OCR Held – Inflation Slowing
Ryan Smuts on how the latest OCR news will affect mortgage rates.
31 July 2023
July was an important month for interest rates as the OCR review and inflation data occurred within a week of each other.
For the first time since August 2021, the RBNZ decided to halt increasing the OCR and leave it at 5.50 per cent as they had said they were going to. Hopefully we’ve reached the peak of our interest rate cycle, and the next move to the OCR (eventually) will be a downward one.
The rapidly rising interest rate market which occurred over the last 18-24 months has certainly (along with other factors such as tightening lending criteria) had an effect on property prices which has been felt throughout the country, particularly in areas with higher cost-bases where larger mortgages were taken on to purchase properties.
On July 19, inflation data came through at 6 per cent. Major bank economists somewhat had a consensus that we’d see this around 5.9 per cent, and the RBNZ expected around 6.1 per cent, so this figure was right in the middle. However, this is still significantly higher than the targeted 1-3 per cent RBNZ mandate.

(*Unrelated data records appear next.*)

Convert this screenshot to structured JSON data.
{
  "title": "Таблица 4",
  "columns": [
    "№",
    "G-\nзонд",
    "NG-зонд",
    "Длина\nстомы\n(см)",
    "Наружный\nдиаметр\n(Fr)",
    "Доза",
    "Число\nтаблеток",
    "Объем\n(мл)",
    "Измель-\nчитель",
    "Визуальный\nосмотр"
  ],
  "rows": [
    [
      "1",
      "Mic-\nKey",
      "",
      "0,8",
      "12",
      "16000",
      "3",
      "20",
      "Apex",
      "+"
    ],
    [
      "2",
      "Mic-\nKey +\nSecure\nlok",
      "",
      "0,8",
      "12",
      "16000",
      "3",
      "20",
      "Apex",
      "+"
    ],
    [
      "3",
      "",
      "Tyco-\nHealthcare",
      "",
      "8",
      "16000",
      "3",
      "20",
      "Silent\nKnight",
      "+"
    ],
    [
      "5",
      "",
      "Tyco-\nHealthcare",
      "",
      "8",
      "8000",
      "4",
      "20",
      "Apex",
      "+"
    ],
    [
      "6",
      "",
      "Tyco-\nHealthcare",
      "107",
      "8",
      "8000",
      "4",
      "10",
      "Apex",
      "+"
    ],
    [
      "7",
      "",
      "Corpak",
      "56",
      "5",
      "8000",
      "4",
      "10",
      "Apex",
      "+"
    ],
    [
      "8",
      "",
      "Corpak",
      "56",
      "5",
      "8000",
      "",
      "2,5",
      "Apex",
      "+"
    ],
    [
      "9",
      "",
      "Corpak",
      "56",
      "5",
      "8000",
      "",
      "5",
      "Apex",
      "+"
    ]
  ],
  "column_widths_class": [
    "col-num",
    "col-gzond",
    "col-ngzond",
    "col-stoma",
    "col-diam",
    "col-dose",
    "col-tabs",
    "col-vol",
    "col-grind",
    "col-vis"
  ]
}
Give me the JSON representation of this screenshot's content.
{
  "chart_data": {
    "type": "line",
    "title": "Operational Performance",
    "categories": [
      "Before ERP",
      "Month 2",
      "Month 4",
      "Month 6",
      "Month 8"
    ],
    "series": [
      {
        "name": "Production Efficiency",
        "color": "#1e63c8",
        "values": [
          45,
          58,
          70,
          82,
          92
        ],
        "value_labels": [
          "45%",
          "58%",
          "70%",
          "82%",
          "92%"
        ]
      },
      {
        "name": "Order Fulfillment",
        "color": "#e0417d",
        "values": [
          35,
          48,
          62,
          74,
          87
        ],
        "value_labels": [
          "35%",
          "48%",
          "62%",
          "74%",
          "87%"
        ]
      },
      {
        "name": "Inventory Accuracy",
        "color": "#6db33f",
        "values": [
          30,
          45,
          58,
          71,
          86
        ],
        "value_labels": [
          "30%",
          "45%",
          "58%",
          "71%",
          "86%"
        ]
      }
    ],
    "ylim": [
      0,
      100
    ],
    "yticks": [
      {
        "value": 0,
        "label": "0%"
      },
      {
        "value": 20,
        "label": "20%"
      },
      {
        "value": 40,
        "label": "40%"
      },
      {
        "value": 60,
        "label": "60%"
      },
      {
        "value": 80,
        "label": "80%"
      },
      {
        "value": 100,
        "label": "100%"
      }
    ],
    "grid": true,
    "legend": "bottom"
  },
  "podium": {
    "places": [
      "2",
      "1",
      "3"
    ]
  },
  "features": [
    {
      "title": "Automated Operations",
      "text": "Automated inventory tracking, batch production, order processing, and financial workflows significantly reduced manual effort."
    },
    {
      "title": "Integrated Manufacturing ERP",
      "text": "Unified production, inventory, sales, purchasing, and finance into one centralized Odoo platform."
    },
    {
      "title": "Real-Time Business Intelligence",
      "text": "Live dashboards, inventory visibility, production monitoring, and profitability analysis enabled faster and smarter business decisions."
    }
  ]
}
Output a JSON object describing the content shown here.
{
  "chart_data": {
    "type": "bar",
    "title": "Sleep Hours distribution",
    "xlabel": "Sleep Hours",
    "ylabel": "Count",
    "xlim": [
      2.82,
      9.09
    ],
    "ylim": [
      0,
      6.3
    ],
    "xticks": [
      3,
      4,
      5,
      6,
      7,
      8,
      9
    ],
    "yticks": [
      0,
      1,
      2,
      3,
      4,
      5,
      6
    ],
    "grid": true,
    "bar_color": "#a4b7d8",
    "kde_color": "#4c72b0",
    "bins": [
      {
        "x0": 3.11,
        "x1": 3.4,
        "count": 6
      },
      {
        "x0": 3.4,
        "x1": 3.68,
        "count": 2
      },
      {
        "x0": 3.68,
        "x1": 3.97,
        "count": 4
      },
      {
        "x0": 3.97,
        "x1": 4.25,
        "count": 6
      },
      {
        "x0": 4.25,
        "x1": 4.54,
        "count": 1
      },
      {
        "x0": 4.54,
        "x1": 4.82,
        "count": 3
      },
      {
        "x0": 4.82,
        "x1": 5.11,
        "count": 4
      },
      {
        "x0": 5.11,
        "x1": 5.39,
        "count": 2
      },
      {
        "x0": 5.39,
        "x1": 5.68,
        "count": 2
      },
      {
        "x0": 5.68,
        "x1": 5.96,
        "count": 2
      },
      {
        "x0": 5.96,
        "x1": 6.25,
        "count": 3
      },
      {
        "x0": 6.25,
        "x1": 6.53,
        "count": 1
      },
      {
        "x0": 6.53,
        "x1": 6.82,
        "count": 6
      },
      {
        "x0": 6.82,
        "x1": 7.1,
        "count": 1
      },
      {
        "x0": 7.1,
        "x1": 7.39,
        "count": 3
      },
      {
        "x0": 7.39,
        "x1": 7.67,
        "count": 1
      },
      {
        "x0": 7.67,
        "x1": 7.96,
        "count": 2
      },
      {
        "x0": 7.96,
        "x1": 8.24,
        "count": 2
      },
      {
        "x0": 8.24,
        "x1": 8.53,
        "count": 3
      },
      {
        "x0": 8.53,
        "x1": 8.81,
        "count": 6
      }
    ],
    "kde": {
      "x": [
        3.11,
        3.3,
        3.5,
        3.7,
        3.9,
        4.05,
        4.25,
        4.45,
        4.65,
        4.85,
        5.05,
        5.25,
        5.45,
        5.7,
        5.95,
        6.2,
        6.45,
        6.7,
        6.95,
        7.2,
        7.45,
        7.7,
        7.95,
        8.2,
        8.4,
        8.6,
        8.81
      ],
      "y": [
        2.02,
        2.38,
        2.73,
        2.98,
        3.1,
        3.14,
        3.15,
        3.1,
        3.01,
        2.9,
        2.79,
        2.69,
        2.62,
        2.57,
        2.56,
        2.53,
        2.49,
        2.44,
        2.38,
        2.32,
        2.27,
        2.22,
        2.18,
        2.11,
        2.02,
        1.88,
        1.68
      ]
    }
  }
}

Sometimes there is confusion around inflation, and people think that because the rate is lower than it was previously that prices are coming down – they are not. What it means is that the CPI is still increasing, however at a slower rate – outside of the RBNZ’s target band.
The next OCR review (and first one following the recent inflation data) will be on August 16, where there is an expectation we’re likely to see the OCR held at its current position. This expectation among most commentators is set for the remainder of the year, and into some of 2024.
While interest rates are high – and borrowing money is difficult – it does represent an opportunity for those who are in the market and are both willing, and able to buy.
If you are looking at taking on a mortgage at the moment, there certainly has been some competition among loan offers/pricing. Some banks are offering more favourable deals than others and in many cases we’re seeing NZ banks with slightly better price offerings over some terms.
Longer-term rates are still higher than short-term rates. In most cases we’re seeing a curve on one to five-year interest rates where the one-year rate is still the highest and the four to five-year rates are the lowest.
This represents the market expectation that rates will eventually drop, so be sure to consider your overall borrowing strategy when fixing in your mortgages, as opposed to simply picking what is the “cheapest” rate on offer on the day – as this may not be the best solution long term.